Rewards are managed by RewardManager. A reward is a set of terms, each with a weight. The final reward is the weighted sum of all terms.

Example CartPole reward structure:

Staying upright: the smaller the pole tilt angle, the higher the reward.
Position penalty: give negative reward when the cart approaches the edge of the track.

# Reward configuration in env cfg
rewards = {
    "stay_upright": RewardTermCfg(
        func=mdp.upright_reward,  # staying upright
        weight=1.0,
        params={"std": 0.2},
    ),
    "cart_pos_penalty": RewardTermCfg(
        func=mdp.cart_position_penalty,  # position penalty
        weight=-0.1,
        params={"threshold": 2.0},
    ),
}

How to implement a custom reward#

A reward term is usually a Python function that takes env plus custom parameters.

# file: src/mjlab/tasks/cartpole/mdp/rewards.py
import torch

def upright_reward(env, std: float):
    # Get the pole's up direction (assume the pole belongs to the "robot" entity)
    # This demonstrates how to read data from the scene.
    pole_quat = env.scene["robot"].data.body_quat[:, pole_id]
    # ... compute angle to vertical ...
    # Return a tensor of shape (num_envs,)
    return torch.exp(-angle**2 / std**2)

Termination conditions#

Terminations are managed by TerminationManager. If any termination term returns True, that env will be reset.

Example CartPole terminations:

Pole falls over: tilt angle exceeds a threshold (e.g., 15 degrees).
Out of bounds: cart position exceeds the track limit (e.g., 2.4 meters).
Time limit: reach the maximum episode steps/time.

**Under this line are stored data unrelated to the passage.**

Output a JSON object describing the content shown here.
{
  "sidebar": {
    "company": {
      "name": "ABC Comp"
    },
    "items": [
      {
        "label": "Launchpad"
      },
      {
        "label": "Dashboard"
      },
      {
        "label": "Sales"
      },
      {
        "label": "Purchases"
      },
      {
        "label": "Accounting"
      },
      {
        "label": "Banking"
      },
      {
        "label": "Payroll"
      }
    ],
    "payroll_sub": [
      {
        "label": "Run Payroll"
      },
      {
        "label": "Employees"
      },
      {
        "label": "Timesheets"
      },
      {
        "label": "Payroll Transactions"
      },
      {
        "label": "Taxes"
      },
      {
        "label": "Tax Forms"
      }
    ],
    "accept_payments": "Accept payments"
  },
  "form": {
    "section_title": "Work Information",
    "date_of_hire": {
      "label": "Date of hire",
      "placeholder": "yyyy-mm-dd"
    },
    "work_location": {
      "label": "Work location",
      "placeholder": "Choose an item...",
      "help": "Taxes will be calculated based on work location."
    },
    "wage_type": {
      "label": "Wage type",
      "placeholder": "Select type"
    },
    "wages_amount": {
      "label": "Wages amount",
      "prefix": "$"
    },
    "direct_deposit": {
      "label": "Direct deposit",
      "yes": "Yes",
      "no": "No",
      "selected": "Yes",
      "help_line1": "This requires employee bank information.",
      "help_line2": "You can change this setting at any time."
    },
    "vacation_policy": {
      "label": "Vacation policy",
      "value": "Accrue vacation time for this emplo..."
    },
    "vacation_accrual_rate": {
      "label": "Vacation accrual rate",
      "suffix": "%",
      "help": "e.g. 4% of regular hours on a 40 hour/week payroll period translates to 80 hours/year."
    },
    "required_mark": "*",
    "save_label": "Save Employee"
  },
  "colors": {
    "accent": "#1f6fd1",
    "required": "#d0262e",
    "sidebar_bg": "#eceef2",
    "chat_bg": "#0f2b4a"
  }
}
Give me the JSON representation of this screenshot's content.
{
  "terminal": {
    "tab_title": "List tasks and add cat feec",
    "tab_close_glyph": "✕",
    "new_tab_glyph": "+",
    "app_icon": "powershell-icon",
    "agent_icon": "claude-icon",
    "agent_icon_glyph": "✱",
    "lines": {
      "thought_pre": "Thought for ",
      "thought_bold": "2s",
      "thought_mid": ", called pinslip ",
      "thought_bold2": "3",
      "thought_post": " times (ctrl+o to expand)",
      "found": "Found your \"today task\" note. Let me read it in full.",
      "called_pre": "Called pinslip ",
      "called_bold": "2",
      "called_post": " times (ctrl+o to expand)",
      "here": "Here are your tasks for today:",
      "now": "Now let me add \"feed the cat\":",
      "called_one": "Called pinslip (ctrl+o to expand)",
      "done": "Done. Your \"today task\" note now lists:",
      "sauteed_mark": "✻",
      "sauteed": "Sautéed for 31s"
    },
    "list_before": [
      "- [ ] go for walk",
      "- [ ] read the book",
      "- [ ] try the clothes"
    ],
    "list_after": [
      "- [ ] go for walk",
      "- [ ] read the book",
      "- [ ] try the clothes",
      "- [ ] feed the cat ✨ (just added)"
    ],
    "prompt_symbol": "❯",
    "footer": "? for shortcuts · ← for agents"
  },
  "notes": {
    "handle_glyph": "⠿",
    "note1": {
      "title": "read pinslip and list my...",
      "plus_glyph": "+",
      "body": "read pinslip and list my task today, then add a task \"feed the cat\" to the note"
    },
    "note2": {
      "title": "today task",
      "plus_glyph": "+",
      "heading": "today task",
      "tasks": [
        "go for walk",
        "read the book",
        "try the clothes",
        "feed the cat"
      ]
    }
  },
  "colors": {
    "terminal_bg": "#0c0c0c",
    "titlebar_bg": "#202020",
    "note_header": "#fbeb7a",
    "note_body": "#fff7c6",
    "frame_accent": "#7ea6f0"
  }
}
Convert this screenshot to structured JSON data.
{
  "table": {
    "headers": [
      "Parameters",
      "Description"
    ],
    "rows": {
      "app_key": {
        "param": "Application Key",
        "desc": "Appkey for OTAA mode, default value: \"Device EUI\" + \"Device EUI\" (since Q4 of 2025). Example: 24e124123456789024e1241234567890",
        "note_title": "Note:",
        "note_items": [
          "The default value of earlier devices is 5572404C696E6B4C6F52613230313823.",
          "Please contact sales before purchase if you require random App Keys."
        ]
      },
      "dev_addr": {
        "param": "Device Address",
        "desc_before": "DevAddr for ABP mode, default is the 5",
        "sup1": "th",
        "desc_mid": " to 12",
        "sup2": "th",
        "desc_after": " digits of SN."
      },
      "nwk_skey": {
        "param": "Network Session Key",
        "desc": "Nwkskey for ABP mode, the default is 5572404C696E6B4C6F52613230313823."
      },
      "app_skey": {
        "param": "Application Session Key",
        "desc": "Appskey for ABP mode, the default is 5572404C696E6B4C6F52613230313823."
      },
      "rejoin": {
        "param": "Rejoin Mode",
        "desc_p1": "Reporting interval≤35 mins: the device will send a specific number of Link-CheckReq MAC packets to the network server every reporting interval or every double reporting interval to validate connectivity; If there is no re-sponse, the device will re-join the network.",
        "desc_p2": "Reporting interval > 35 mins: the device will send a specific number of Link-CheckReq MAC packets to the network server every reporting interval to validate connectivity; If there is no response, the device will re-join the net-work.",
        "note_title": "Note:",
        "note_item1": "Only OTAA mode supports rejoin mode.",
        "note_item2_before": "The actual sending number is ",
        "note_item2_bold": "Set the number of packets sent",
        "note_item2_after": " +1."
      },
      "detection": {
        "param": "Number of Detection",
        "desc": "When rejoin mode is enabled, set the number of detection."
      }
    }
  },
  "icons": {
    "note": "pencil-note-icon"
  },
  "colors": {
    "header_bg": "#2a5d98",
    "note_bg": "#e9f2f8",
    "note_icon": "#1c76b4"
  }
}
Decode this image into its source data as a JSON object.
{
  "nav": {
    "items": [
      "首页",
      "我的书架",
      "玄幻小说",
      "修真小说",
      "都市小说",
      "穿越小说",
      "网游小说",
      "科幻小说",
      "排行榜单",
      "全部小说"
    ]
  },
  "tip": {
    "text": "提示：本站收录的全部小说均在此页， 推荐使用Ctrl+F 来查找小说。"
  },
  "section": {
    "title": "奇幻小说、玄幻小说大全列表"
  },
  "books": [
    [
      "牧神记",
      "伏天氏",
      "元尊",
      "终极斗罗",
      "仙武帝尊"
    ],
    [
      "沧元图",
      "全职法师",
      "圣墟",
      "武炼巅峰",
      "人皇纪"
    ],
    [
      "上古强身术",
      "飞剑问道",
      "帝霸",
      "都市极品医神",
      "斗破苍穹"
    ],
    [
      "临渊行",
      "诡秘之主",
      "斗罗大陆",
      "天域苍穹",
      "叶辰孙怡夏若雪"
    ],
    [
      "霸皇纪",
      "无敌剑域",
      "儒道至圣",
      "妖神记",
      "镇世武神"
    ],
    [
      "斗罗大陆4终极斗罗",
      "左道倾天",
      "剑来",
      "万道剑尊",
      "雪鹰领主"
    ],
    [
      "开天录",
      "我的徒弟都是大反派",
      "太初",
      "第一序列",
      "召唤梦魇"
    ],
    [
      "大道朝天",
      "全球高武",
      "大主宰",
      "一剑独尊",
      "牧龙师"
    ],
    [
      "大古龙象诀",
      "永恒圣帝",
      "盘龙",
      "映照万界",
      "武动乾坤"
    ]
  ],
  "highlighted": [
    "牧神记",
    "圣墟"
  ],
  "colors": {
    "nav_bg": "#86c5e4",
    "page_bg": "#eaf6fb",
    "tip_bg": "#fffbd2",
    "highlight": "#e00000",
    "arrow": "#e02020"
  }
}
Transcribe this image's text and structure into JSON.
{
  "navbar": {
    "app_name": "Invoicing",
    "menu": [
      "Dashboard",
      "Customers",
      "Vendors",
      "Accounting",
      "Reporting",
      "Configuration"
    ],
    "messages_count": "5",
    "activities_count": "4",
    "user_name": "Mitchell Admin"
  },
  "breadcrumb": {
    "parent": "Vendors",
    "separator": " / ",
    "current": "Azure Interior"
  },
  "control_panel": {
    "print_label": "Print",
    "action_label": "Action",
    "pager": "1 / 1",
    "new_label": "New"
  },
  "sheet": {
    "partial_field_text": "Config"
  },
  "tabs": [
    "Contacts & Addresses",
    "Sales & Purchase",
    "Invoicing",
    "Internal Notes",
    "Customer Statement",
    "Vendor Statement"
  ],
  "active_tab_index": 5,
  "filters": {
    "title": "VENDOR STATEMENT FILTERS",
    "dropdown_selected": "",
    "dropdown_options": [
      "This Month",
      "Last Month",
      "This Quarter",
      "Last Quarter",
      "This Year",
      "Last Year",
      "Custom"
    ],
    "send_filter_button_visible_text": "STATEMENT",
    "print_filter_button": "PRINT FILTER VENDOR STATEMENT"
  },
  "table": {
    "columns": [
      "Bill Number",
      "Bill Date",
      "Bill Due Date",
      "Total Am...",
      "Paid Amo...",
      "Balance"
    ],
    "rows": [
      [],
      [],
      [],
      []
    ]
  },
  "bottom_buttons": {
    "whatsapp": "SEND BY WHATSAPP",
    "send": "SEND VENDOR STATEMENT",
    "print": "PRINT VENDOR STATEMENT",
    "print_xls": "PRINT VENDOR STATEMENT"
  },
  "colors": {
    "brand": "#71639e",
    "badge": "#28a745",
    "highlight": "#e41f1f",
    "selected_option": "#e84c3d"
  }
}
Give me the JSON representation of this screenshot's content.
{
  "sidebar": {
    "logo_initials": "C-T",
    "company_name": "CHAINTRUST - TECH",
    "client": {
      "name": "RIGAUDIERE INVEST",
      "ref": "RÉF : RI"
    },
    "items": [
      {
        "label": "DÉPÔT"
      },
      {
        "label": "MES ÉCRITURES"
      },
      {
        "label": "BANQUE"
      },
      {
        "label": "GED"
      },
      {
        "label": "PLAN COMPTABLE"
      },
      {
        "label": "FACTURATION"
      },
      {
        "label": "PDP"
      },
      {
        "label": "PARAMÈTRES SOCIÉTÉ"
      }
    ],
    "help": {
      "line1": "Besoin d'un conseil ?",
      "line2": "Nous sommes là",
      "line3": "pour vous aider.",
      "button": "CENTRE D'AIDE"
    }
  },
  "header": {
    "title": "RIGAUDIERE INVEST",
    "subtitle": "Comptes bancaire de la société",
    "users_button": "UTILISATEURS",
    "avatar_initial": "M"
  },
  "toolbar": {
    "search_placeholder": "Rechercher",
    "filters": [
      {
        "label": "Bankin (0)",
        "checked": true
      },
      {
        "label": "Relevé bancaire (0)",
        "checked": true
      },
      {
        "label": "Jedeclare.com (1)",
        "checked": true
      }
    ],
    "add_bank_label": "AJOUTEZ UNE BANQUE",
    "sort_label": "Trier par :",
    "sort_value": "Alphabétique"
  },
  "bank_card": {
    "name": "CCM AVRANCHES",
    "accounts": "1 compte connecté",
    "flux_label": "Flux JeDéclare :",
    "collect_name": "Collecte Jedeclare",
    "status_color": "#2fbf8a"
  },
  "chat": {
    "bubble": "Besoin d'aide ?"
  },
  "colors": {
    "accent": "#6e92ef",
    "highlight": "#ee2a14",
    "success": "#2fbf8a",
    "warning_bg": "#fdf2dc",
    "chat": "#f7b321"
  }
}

# Termination configuration in env cfg
terminations = {
    "pole_fell": TerminationTermCfg(
        func=mdp.pole_tilt_limit,
        params={"limit_angle": 15.0},
    ),
    "out_of_bounds": TerminationTermCfg(
        func=mdp.cart_out_of_bounds,
        params={"limit_dist": 2.4},
    ),
    "time_out": TerminationTermCfg(
        func=mdp.time_out,  # built-in
        time_out=True,      # mark as truncated, not failure terminated
    ),
}

How to configure the termination manager#

In ManagerBasedRlEnvCfg, you just assign the dict to terminations. The manager will call the terms each step and aggregate them into a boolean vector.

@dataclass
class CartPoleEnvCfg(ManagerBasedRlEnvCfg):
    # ... other fields ...
    rewards: dict[str, RewardTermCfg] = rewards
    terminations: dict[str, TerminationTermCfg] = terminations

Key notes:

Terminated vs truncated: terms with time_out=True mark the env as “truncated”. This is important for PPO-style value bootstrapping. “Pole fell” is a true “terminated”.
Vectorization: reward/termination functions should be fully vectorized (take env, return a tensor of length num_envs).